Mein Herz schlug mir mit einem mal bis zum Hals, als ich näher kam. Ich ließ mich neben ihn auf dem Zaun nieder. Er sah mich nicht an.

"Jag är så ledsen!" durchbrach ich mit brüchiger Stimme die Stille. Er sah mich immer noch nicht an sonder fragt "Vad är du ledsen?". "Jag har förstört du liv!" murmelte ich und mein Blick wanderte zu Boden. Es stimmte doch! Ich hätte ihm das Leben ruiniert. "Det är mitt fel!" erklärte er und sah mich endlich einmal an "Förutom en kollaps av min mor" er musste schwer schlucken. Ich starrte ihn ungläubig an "säga något sådant!". Er schüttelte schwermütig den Kopf "Man..." ich unterbrach ihn "Säga något sådant!". Ich hatte mit einem Mal das Bedürfnis ihn zu trösten. Gleichzeitig regte sich in mir aber auch das Gefühl, dass es vielleicht nicht so super wäre wenn jetzt jemand sehen würde, wie ich ihn in den Arm nehmen würde. Dabei sah er echt so aus als könne er so eine Geste gut gebrauchen. Ich seufzte und streckte meine Arme nach ihm aus "komm närmre!". Er biss sich leicht auf die Unterlippe.

Oh Gott! Da setzte bei mir nur leider ein ziemliches Kopfkino ein. In Anbetracht der Situation, vielleicht etwas unangebracht. Vielleicht wollte ich doch nur seinen Körper. Oder?
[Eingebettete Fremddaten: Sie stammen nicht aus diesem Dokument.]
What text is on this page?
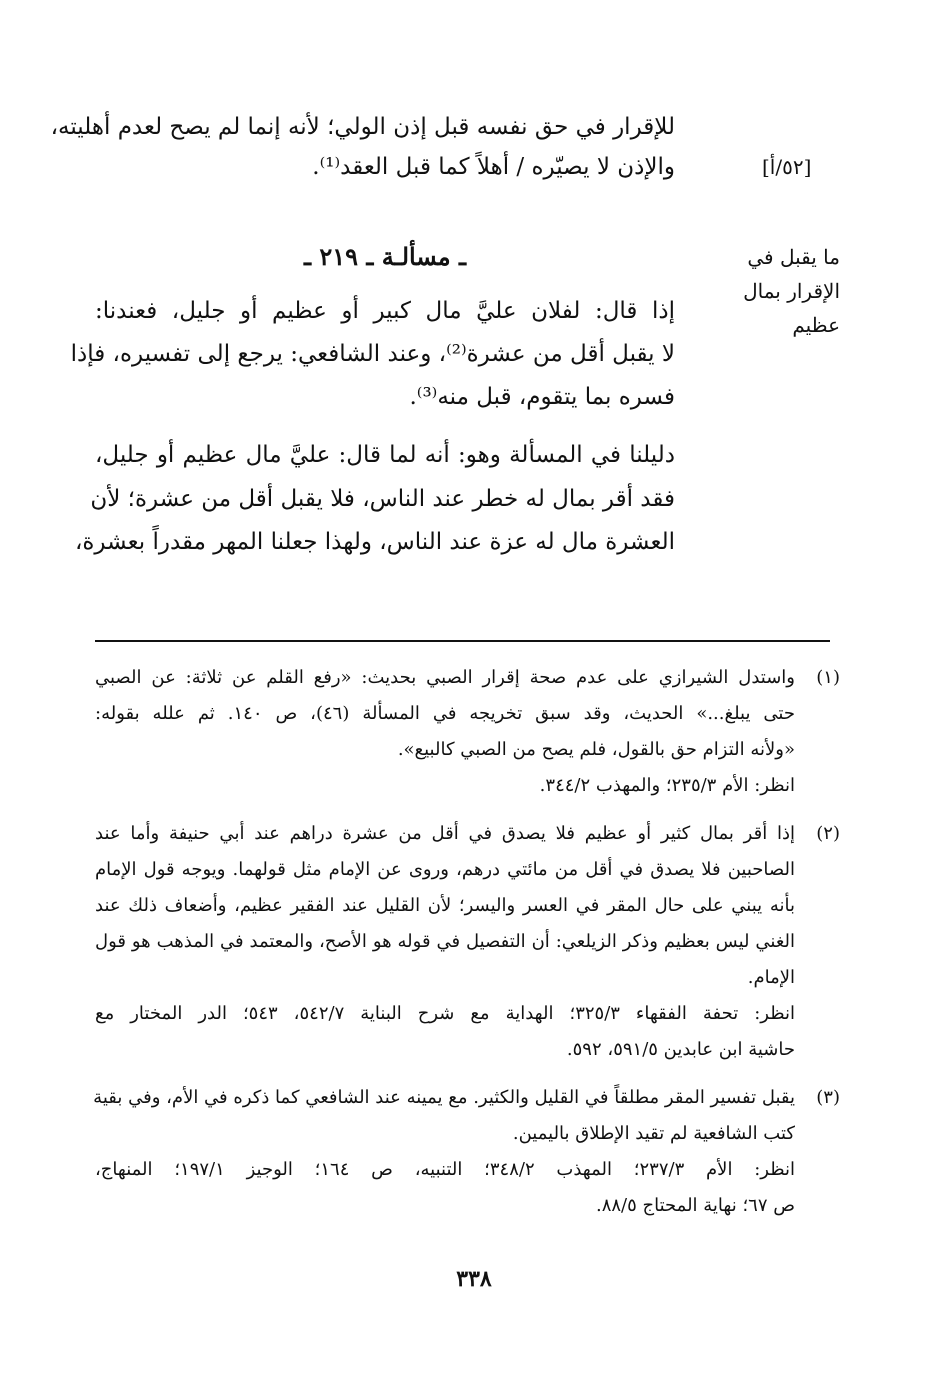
للإقرار في حق نفسه قبل إذن الولي؛ لأنه إنما لم يصح لعدم أهليته،
والإذن لا يصيّره / أهلاً كما قبل العقد⁽¹⁾.	[٥٢/أ]
ما يقبل في الإقرار بمال عظيم
ـ مسألـة ـ ٢١٩ ـ
إذا قال: لفلان عليَّ مال كبير أو عظيم أو جليل، فعندنا:
لا يقبل أقل من عشرة⁽²⁾، وعند الشافعي: يرجع إلى تفسيره، فإذا
فسره بما يتقوم، قبل منه⁽³⁾.
دليلنا في المسألة وهو: أنه لما قال: عليَّ مال عظيم أو جليل،
فقد أقر بمال له خطر عند الناس، فلا يقبل أقل من عشرة؛ لأن
العشرة مال له عزة عند الناس، ولهذا جعلنا المهر مقدراً بعشرة،
(١)
واستدل الشيرازي على عدم صحة إقرار الصبي بحديث: «رفع القلم عن ثلاثة: عن الصبي
حتى يبلغ...» الحديث، وقد سبق تخريجه في المسألة (٤٦)، ص ١٤٠. ثم علله بقوله:
«ولأنه التزام حق بالقول، فلم يصح من الصبي كالبيع».
انظر: الأم ٢٣٥/٣؛ والمهذب ٣٤٤/٢.
(٢)
إذا أقر بمال كثير أو عظيم فلا يصدق في أقل من عشرة دراهم عند أبي حنيفة وأما عند
الصاحبين فلا يصدق في أقل من مائتي درهم، وروى عن الإمام مثل قولهما. ويوجه قول الإمام
بأنه يبني على حال المقر في العسر واليسر؛ لأن القليل عند الفقير عظيم، وأضعاف ذلك عند
الغني ليس بعظيم وذكر الزيلعي: أن التفصيل في قوله هو الأصح، والمعتمد في المذهب هو قول
الإمام.
انظر: تحفة الفقهاء ٣٢٥/٣؛ الهداية مع شرح البناية ٥٤٢/٧، ٥٤٣؛ الدر المختار مع
حاشية ابن عابدين ٥٩١/٥، ٥٩٢.
(٣)
يقبل تفسير المقر مطلقاً في القليل والكثير. مع يمينه عند الشافعي كما ذكره في الأم، وفي بقية
كتب الشافعية لم تقيد الإطلاق باليمين.
انظر: الأم ٢٣٧/٣؛ المهذب ٣٤٨/٢؛ التنبيه، ص ١٦٤؛ الوجيز ١٩٧/١؛ المنهاج،
ص ٦٧؛ نهاية المحتاج ٨٨/٥.
٣٣٨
Für einen kurzen Moment schloss er seine wunderschönen braunen Augen. Dann ließ er sich auf die Umarmung ein. Ich schloss ihn in die Arme und atmete seinen Geruch ein. Ich habe so etwas noch nie empfunden. Jetzt bereute ich es sogar ihm vor nicht all zu langer Zeit eine geknallt habe. Ich fühlte mich dermaßen zu ihm hingezogen! Er ließ seine Stirn auf meine Schulter sinken und ich fuhr ihm durch die braunen Haare. Es war irgendwie angenehm ihn jetzt so in den Armen zu halten.

Ich wollte gerade diesen Moment genießen, da hörte ich erst Schritte und dann die Stimme meines Bruders "Nee! Das glaub ich jetzt nicht!". Erik hob Augenblicklich den Kopf und machte einen Schritt von mir weg. Ich überlegte auch kurz ob ich vom Zaun springen sollte oder nicht, aber ich blieb einfach sitzen und fragte provokant "Dürfen wir jetzt schon nicht mehr miteinander reden?" Mein Zwilling schnaubte auf und warf Erik einen vernichtenden Blick zu, dann ging er mit schnellen Schritten weiter zur Weide auf der Ly schon am Gatter stand.